Bush Urges American to Fly

The measure, which was drafted before Sept. 11, criminalizes laundering the proceeds of foreign crimes in the United States, forbids taking more than $10,000 in cash into or out of the country and transporting more than $10,000 in interstate commerce with the intent to use it to commit a criminal offense, and permits federal courts to restrain the assets of a criminal defendant in order to prevent the transfer of assets to a terrorist network.

Bin Laden Asked to Leave

In Pakistan today, a group of religious leaders is preparing to travel to Afghanistan to try to persuade the Taliban to turn over bin Laden, who the Bush administration calls the prime suspect in the Sept. 11 attacks, to the United States.
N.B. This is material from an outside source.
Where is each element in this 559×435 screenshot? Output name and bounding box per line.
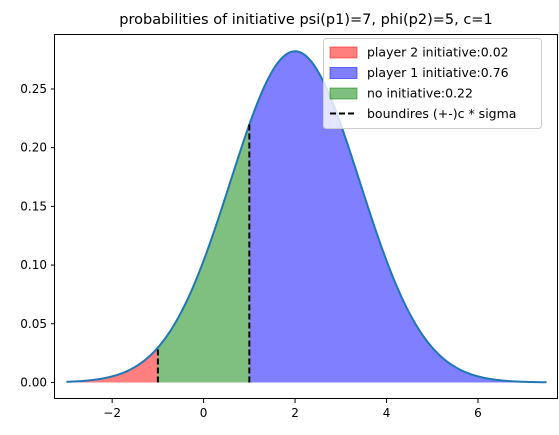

The delegation will be led by Mufti Shamezai, a spiritual mentor to many of the Taliban leaders, who called for a holy war against Americans in 1998 after U.S. rocket attacks on camps in Afghanistan. Now, he is expected to try to convince the Taliban to be more cooperative with the United States.

Today, Taliban representatives reportedly said the regime has already asked the indicted terrorist to leave.The Taliban's ambassador to Pakistan, Abdul Salam Zaeef, said the edict handed down last week by a council of Islamic clerics asking bin Laden to leave Afghanistan has been delivered to him, according to The Associated Press.

According to the report, the ambassador said Taliban leader Mullah Mohammed Omar "endorsed" the clerics' decision.

"Osama has now received the Ulema council's recommendations and their endorsement," the ambassador said. "We have not lost Osama, but he is out of sight of the people."

Zaeef did not say how the message was conveyed nor where bin Laden was hiding. He also did not indicate bin Laden's reaction to the message.

Taliban Information Minister Qudrutullah Jamal told Reuters news service today that he believed the message had been hand-delivered. "The edict had to be delivered by a messenger," Jamal said. "It's not like we can pick up the phone and talk to Osama, or fax a message to him. He has no such facilities, so the message had to be sent through a messenger who probably took some time to find him."

Since the Bush administration identified bin Laden as the lead suspect in the attacks, the Taliban has said it did not know where the Saudi dissident was hiding and that he had already left the country.

Today Jamal contradicted those earlier statements. "I have no reason to believe that Osama has left Afghanistan. He is still here," he said. Hundreds of thousands of people have fled their homes in Afghanistan, fearing a U.S. attack on the country. Refugees have massed on the borders with Pakistan and Iran, and opposition forces in the north and west have been receiving promises of aid and arms from Russia and the West.

U.N. Secretary-General Kofi Annan asked today for $584 million in humanitarian aid for Afghans, who he said are facing the world's worst humanitarian crisis.